Kortikosteroid topikal intranasal
Pasien usia lebih dari 12 tahun dengan RS post-virus, atau pasien RSBA dengan gejala ringan
atau sedang,24 dan tanpa demam atau nyeri wajah yang intens, 25 manfaat dari kortikosteroid
topikal nasal sebagai monoterapi. Selain menghilangkan gejala rhinorrhea, hidung tersumbat,
nyeri sinus, dan nyeri/tekanan pada wajah,24 kortikosteroid topikal meminimalkan penggunaan
antibiotik yang sembarangan, mengurangi risiko resistansi bakteri.25
Penelitian menunjukkan bahwa kortikosteroid topikal nasal dengan terapi antibiotik yang tepat
memberikan perbaikan gejala umum dan khusus RS lebih cepat, terutama kongesti dan nyeri
wajah,27- 32 mempercepat pemulihan pasien, walau tidak ada perbaikan yang signifikan di
gambaran radiografi.30,31,33 Namun, dosis optimal dan waktu pengobatan belum dipastikan.28-31
Meskipun tidak ada penelitian yang membandingkan efektivitas dari berbagai jenis kortikoid
nasal pada RSA, banyak dari itu seperti budesonid, flutikason dan mometason furoat propionat
telah menunjukkan keuntungan.33 Penggunaannya direkomendasikan untuk setidaknya 14 hari
untuk perbaikan gejala.
Kortikosteroid oral
Penggunaan kortikosteroid oral direkomendasikan untuk pasien dewasa dengan RSBA yang
memiliki nyeri wajah intens, selama mereka tidak memiliki kontraindikasi dalam
penggunaannya.34,35 Kortikosteroid oral harus digunakan selama tiga sampai lima hari, hanya di
beberapa hari pertama dalam fase akut, dan selalu bersamaan dengan terapi antibiotik,
memperpendek durasi nyeri wajah34 dan mengurangi konsumsi analgesik konvensional. 35
Evaluasi setelah 10-14 hari pengobatan menunjukkan bahwa tidak ada perbedaan yang
signifikan
dalam resolusi gejala atau kegagalan pengobatan bila dibandingkan terapi antibiotik terisolasi
dengan kortikosteroid oral.35 Beberapa studi dalam literatur penggunaan kortikosteroid oral
dalam pengobatan RSBA telah menunjukkan hasil yang baik dengan metilprednisolon dan
prednison.
Lavage nasal

Meskipun sering menggunakan larutan salin isotonik atau hipertonik dalam nasal lavage pasien
dengan rhinitis dan RS, sedikit yang diketahui manfaat nyata dalam RSA.

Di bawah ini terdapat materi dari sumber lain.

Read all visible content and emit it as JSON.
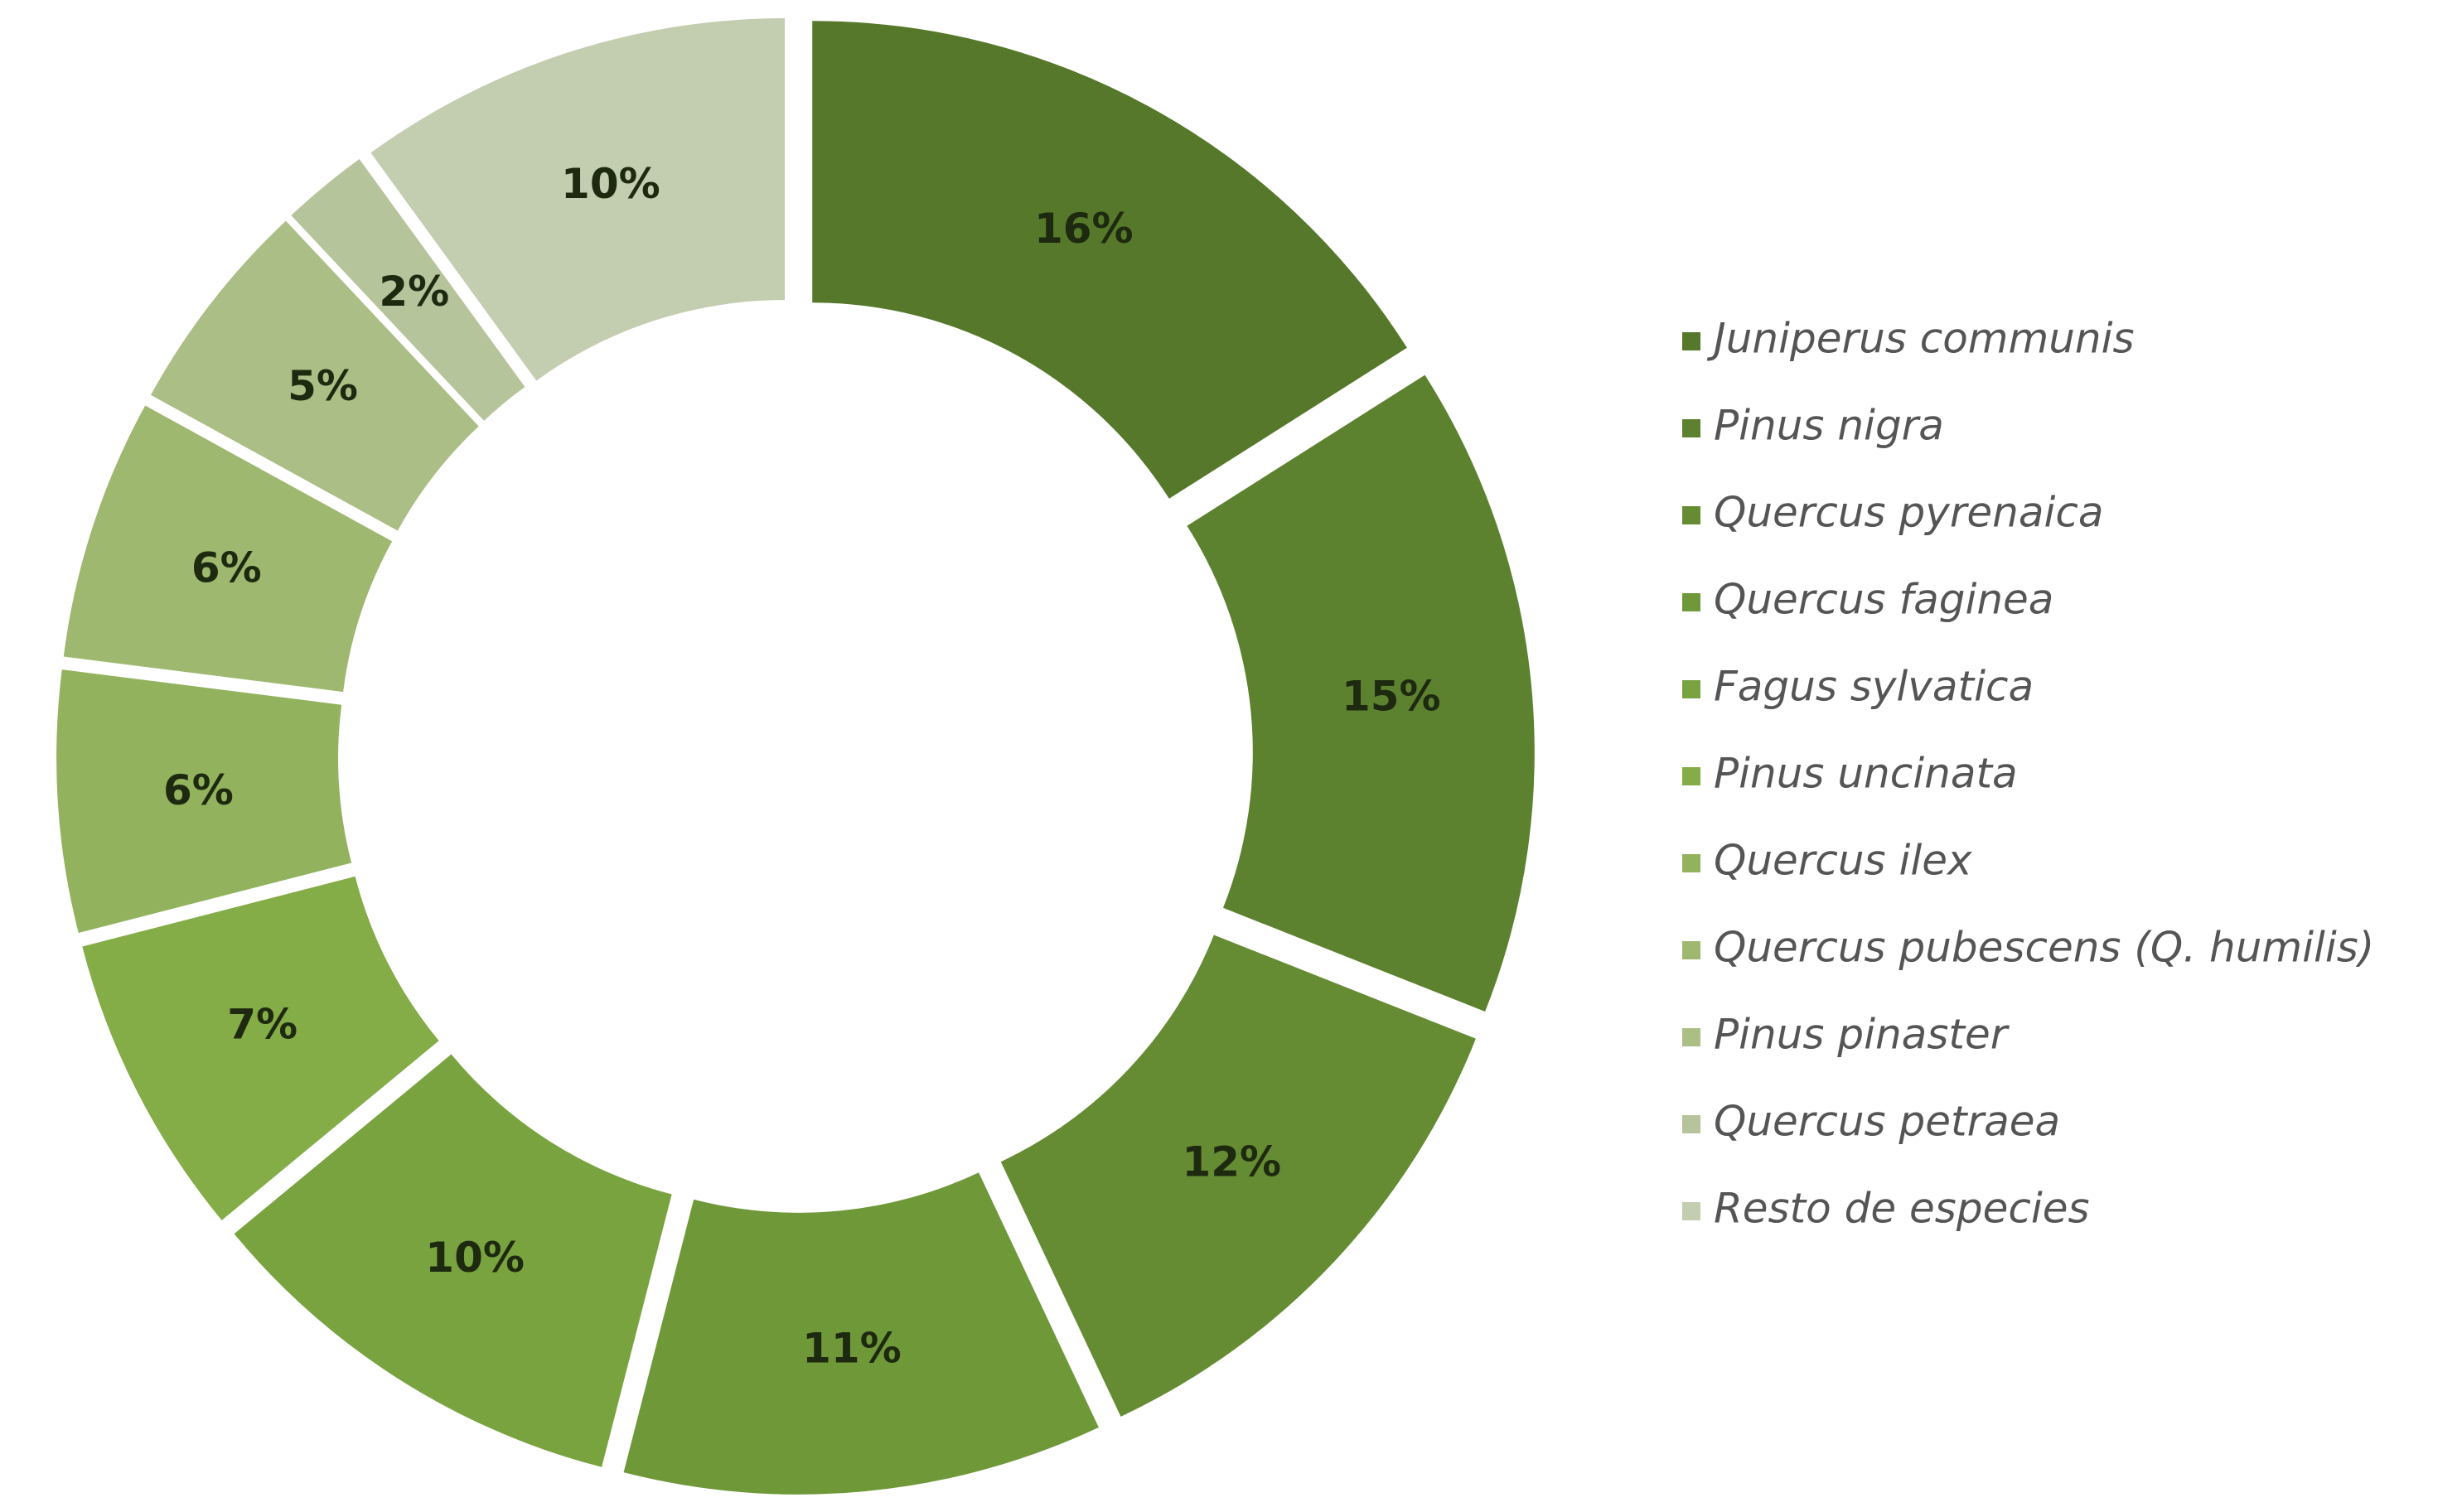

Pengujian acak 36 membandingkan nasal lavage dengan larutan garam fisiologi dan lartuan
hipertonik menunjukkan intoleransi pasien yang lebih besar untuk larutan hipertonik.

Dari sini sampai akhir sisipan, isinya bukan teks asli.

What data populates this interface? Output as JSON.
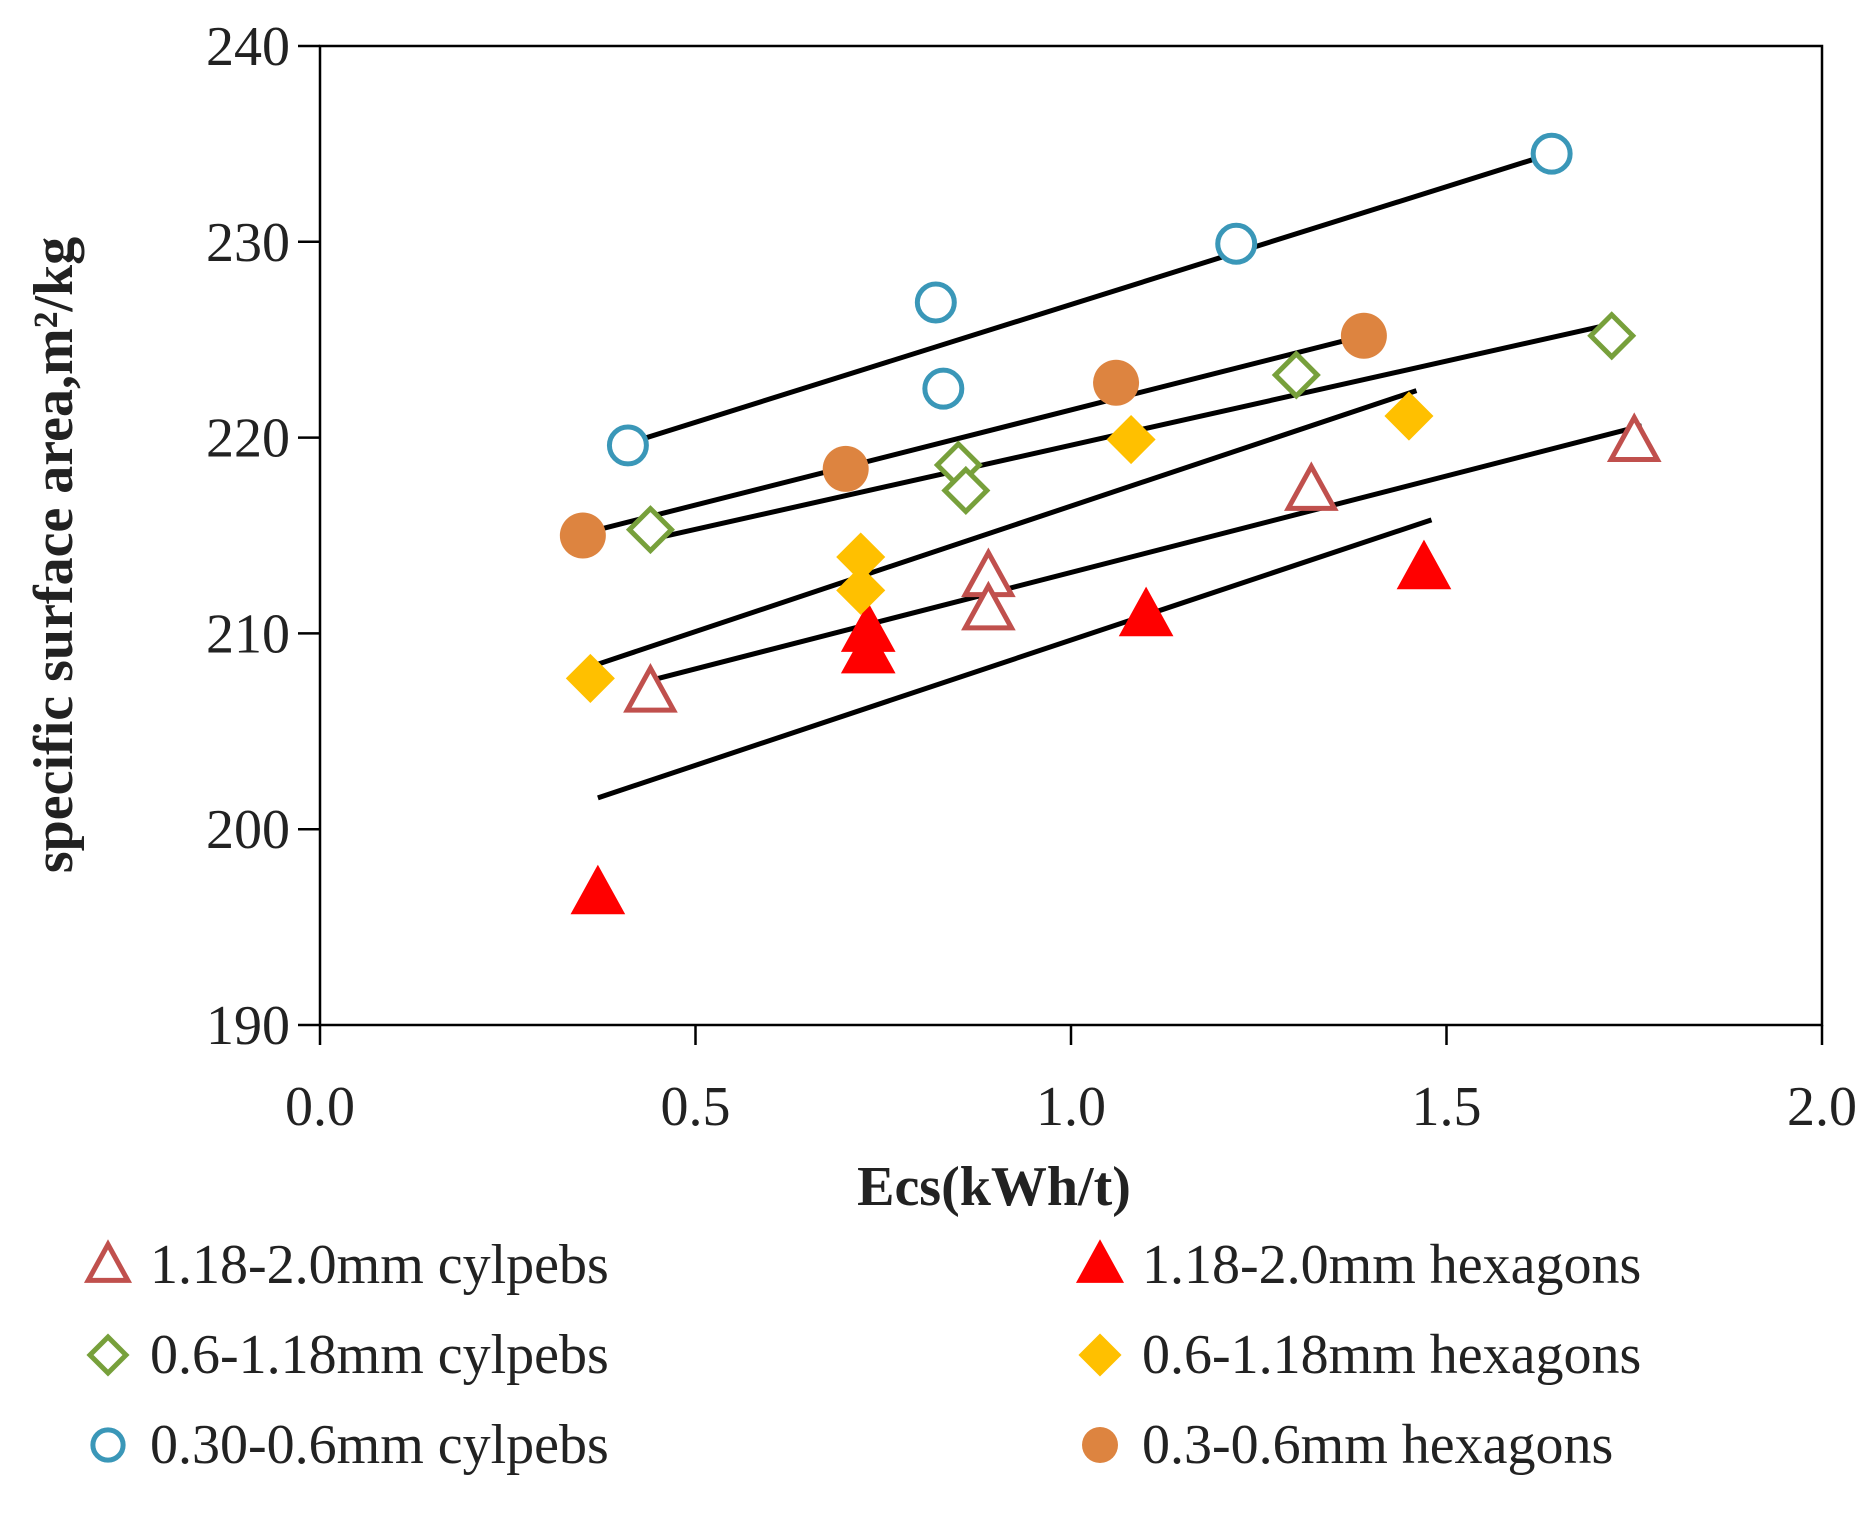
{
  "chart_data": {
    "type": "scatter",
    "title": "",
    "xlabel": "Ecs(kWh/t)",
    "ylabel": "specific surface area,m²/kg",
    "xlim": [
      0,
      2
    ],
    "ylim": [
      190,
      240
    ],
    "xticks": [
      0,
      0.5,
      1,
      1.5,
      2
    ],
    "xtick_labels": [
      "0.0",
      "0.5",
      "1.0",
      "1.5",
      "2.0"
    ],
    "yticks": [
      190,
      200,
      210,
      220,
      230,
      240
    ],
    "ytick_labels": [
      "190",
      "200",
      "210",
      "220",
      "230",
      "240"
    ],
    "grid": false,
    "legend_position": "bottom",
    "series": [
      {
        "name": "1.18-2.0mm cylpebs",
        "marker": "triangle",
        "filled": false,
        "color": "#c0504d",
        "points": [
          [
            0.44,
            207.0
          ],
          [
            0.89,
            212.9
          ],
          [
            0.89,
            211.2
          ],
          [
            1.32,
            217.3
          ],
          [
            1.75,
            219.8
          ]
        ],
        "trendline": [
          [
            0.44,
            207.6
          ],
          [
            1.76,
            220.6
          ]
        ]
      },
      {
        "name": "1.18-2.0mm hexagons",
        "marker": "triangle",
        "filled": true,
        "color": "#ff0000",
        "points": [
          [
            0.37,
            196.7
          ],
          [
            0.73,
            210.1
          ],
          [
            0.73,
            209.0
          ],
          [
            1.1,
            210.9
          ],
          [
            1.47,
            213.3
          ]
        ],
        "trendline": [
          [
            0.37,
            201.6
          ],
          [
            1.48,
            215.8
          ]
        ]
      },
      {
        "name": "0.6-1.18mm cylpebs",
        "marker": "diamond",
        "filled": false,
        "color": "#77a03b",
        "points": [
          [
            0.44,
            215.3
          ],
          [
            0.85,
            218.6
          ],
          [
            0.86,
            217.3
          ],
          [
            1.3,
            223.2
          ],
          [
            1.72,
            225.2
          ]
        ],
        "trendline": [
          [
            0.44,
            214.8
          ],
          [
            1.72,
            225.8
          ]
        ]
      },
      {
        "name": "0.6-1.18mm hexagons",
        "marker": "diamond",
        "filled": true,
        "color": "#ffc000",
        "points": [
          [
            0.36,
            207.7
          ],
          [
            0.72,
            213.9
          ],
          [
            0.72,
            212.2
          ],
          [
            1.08,
            219.9
          ],
          [
            1.45,
            221.1
          ]
        ],
        "trendline": [
          [
            0.36,
            208.3
          ],
          [
            1.46,
            222.4
          ]
        ]
      },
      {
        "name": "0.30-0.6mm cylpebs",
        "marker": "circle",
        "filled": false,
        "color": "#3a97b8",
        "points": [
          [
            0.41,
            219.6
          ],
          [
            0.82,
            226.9
          ],
          [
            0.83,
            222.5
          ],
          [
            1.22,
            229.9
          ],
          [
            1.64,
            234.5
          ]
        ],
        "trendline": [
          [
            0.41,
            219.7
          ],
          [
            1.64,
            234.5
          ]
        ]
      },
      {
        "name": "0.3-0.6mm hexagons",
        "marker": "circle",
        "filled": true,
        "color": "#dd8440",
        "points": [
          [
            0.35,
            215.0
          ],
          [
            0.7,
            218.4
          ],
          [
            1.06,
            222.8
          ],
          [
            1.39,
            225.2
          ]
        ],
        "trendline": [
          [
            0.35,
            215.1
          ],
          [
            1.39,
            225.2
          ]
        ]
      }
    ]
  }
}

Sebuah meta-analisis dari plasebo-terkontrol, acak dan percobaan double-blind menunjukkan
manfaat terbatas irigasi hidung dengan larutan garam nasal pada orang dewasa, pada umumnya,
tidak menunjukkan perbedaan antara pasien dan kelompok kontrol. Hanya satu studi
menunjukkan perbedaan rata-rata perbaikan dalam waktu resolusi gejala 0,3 hari tanpa statistik
yang signifikan.37
Dalam meta-analisis lain pada pasien yang lebih muda dari 18 tahun dengan RSA, menunjukkan
tidak ada bukti jelas bahwa antihistamin, dekongestan lavage nasal efektif terhadap anak-anak
dengan ARS.38
Meskipun sedikit bukti dari manfaat klinis, penggunaan saline lavage nasal umumnya
direkomendasikan pada pasien dengan RSA. Ini menghasilkan peningkatan fungsi silia,
mengurangi mukosa edema dan mediator inflamasi, sehingga membantu membersihkan rongga
hidung dari sekresi dari proses infeksi, dan dilaporkan tidak memiliki efek samping.39

Rhinosinusitis Kronik
Definisi
Rhinosinusitis kronik adalah penyakit inflamasi dari mukosa hidung yang berlangsung selama
setidaknya >12 minggu. Dalam kasus-kasus tertentu, perkembangan sinus yang terisolasi dapat
diamati, seperti yang terjadi pada sinusitis odontogenik atau fungal ball. Hal ini dapat dibagi
menjadi dua fenotip utama: CRS dengan poliposis hidung (CRSwNP) dan CRS tanpa polip
hidung (CRSsNP). Saat ini, ada bukti yang menunjukkan bahwa dua varietas ini memiliki
mekanisme patofisiologis dan patogenesis berbeda.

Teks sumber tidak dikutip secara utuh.